Comment by edelbitter

Comment by edelbitter 2 days ago

4 replies

Its not just that each new "feature" is unnecessarily difficult to disable, and already active-with-privacy-side-effect by the time you notice.

Most new "features" are by now covered by an existing setting and/or policy. Yet I recognize a pattern of introducing new "but did you opt out of THIS NEW thing?" or "but did you opt out of VERSION TWO of this previously rejected thing?" setting/policy. It has become unsafe to upgrade to new Firefox releases, because each one will disrespect previous user choice in another unexpected way.

hekkle 2 days ago

If you don't want new features, don't upgrade it, what in the non-sequitur is this? I get the argument that it SHOULD be OPT-IN rather than OPT-OUT, but that would require annoying pop-ups every upgrade that explains the new features and ask if you want to OPT-IN. That is more burden on the developers and will annoy more users than benefit.

If you are concerned, they do have what is called a 'changelog' that will explain all of the new features and how to switch them off if you like.

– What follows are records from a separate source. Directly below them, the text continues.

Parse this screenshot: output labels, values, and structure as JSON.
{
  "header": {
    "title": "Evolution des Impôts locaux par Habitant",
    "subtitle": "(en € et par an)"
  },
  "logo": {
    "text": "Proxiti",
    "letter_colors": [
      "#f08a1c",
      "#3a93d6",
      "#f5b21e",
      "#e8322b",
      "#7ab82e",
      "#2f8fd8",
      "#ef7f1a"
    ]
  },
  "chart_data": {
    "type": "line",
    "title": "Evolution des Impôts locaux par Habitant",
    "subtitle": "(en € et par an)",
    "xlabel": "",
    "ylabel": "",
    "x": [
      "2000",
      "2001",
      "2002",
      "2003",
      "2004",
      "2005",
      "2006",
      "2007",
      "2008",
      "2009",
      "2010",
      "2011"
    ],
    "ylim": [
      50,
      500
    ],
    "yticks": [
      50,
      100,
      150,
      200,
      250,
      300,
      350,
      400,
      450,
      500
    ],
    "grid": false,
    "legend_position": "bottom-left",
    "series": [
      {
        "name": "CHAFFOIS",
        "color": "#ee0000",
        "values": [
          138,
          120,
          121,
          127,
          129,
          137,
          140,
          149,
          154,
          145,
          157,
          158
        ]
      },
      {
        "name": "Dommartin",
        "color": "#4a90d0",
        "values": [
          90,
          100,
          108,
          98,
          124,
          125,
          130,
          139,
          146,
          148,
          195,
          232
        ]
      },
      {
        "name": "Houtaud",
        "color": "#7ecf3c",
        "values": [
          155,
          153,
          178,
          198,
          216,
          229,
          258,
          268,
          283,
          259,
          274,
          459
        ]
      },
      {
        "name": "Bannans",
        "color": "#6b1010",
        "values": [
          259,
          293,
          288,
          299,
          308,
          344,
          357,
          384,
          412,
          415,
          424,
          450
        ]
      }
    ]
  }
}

  • zzo38computer 2 days ago

    You might want some of the new features (such as TLS 1.3, WebP, some security fixes, etc), but avoid some others (such as HSTS, many new web APIs, secure contexts, AI, some CSS commands, etc), and want to keep some features that are removed in later versions (such as several settings, and many other things).

    • hekkle a day ago

      You're right, you may want some features but not all of them. That is why firefox provides the flags for you to turn features on/off. You mention that a user might wast "TLS 1.3, WebP, some security fixes, etc". I would argue that if a user knows what these are, they are capable of working out a flag.